Et puisqu'on est dans le développement durable qu'on nous sert à toutes les sauces, vous conviendrez que recevoir un carton d'invitation le jour même montre tout simplement une mauvaise planification du service municipal concerné par l'envoi des dits cartons (j'ai vérifié, la Poste n'était pas en grève durant cette période) mais pire encore, c'est autant d'arbres, d'encre, d'essence et d'huile de coude du facteur (de genou ?) pour les plus cyclistes d'entre eux, dépensés pour rien...

Et les petits trains censés amener les Colombiens de la périphérie vers le centre-ville mais roulant désespérément vides ? Il fonctionnaient à quoi ? au GPL ? au diester de colza ? à l'huile de friture ? à l'air comprimé ?

Promouvoir, inciter, obliger à mettre en oeuvre des réflexes verts et "environnementalement" responsables, oui et bravo aux élus chargés de la question. Mais se draper comme d'une toge d'honorabilité exclusive que confère le développement durable et nous "bourrer le mou" à tout va avec jusque dans les voeux devient franchement contreproductif mais pire encore, donne l'impression aux Colombiens que les vrais problèmes sont masqués sous - ce qui devient à leurs yeux - un écran de fumée... durable.

Bien entendu, qu'en matière d'emploi, de pouvoir d'achat, de logement, etc. - sujets dont bon nombre de personnes discutent avec mon poissonnier (faudrait qu'il pense à se présenter aux prochaines municipales, celui-là, tiens !) - un maire - fut-il même Philippe Sarre - ne peut pas tout, tout de suite.
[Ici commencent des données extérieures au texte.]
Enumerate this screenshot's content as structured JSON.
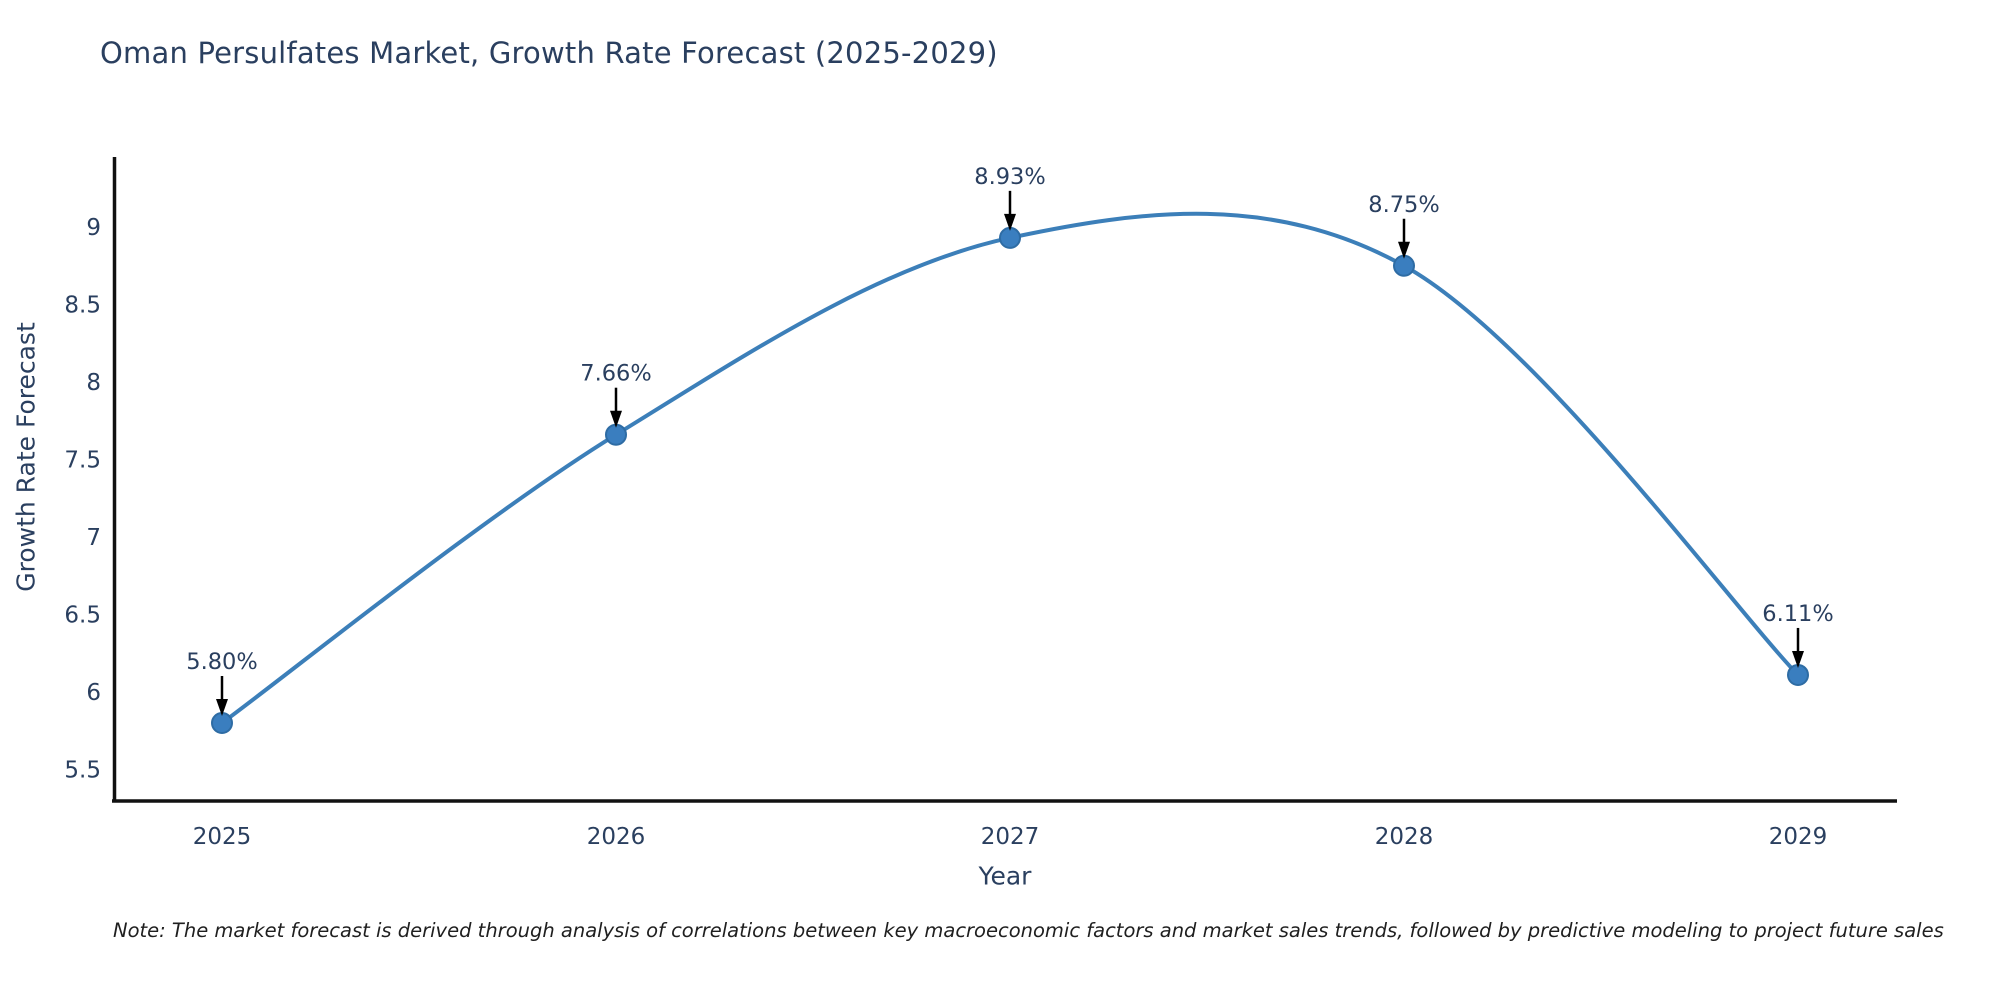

Pourtant, c'est bien sur ce programme social qu'il a été élu, tel un messie, par la majorité des Colombiens et plus particulièrement par les habitants des quartiers les plus pauperisés.

Aussi, en attendant que son premier adjoint - Maurice Lobry - lui dise comment trouver les - non plus 5 mais 10 millions d'euros qui vont faire défaut au budget municipal et dont l'absence risque non seulement de grèver les dépenses courantes mais aussi les promesses de campagne -, il pourrait au moins commencer par demander au service municipal (voirie ?) ou départemental (DDE ?) compétent de faire saler (ou de faire asperger du sable ou des graviers sur) la rue du Bournard (côté numéros pairs) et plus particulièrement le tronçon compris entre la gare SNCF et la place Rhin-et-Danube : il y avait au moins cinq centimètres de glace ce matin et tant les riverains que les passagers qui se précipitent pour aller attraper, qui son bus ou son train risquent de se rompre les os à chaque instant et je ne parle même pas des plus fragiles d'entre nous qui ont souvent une démarche hésitante en temps normal : les jeunes enfants, les personnes âgées et... les ivrognes !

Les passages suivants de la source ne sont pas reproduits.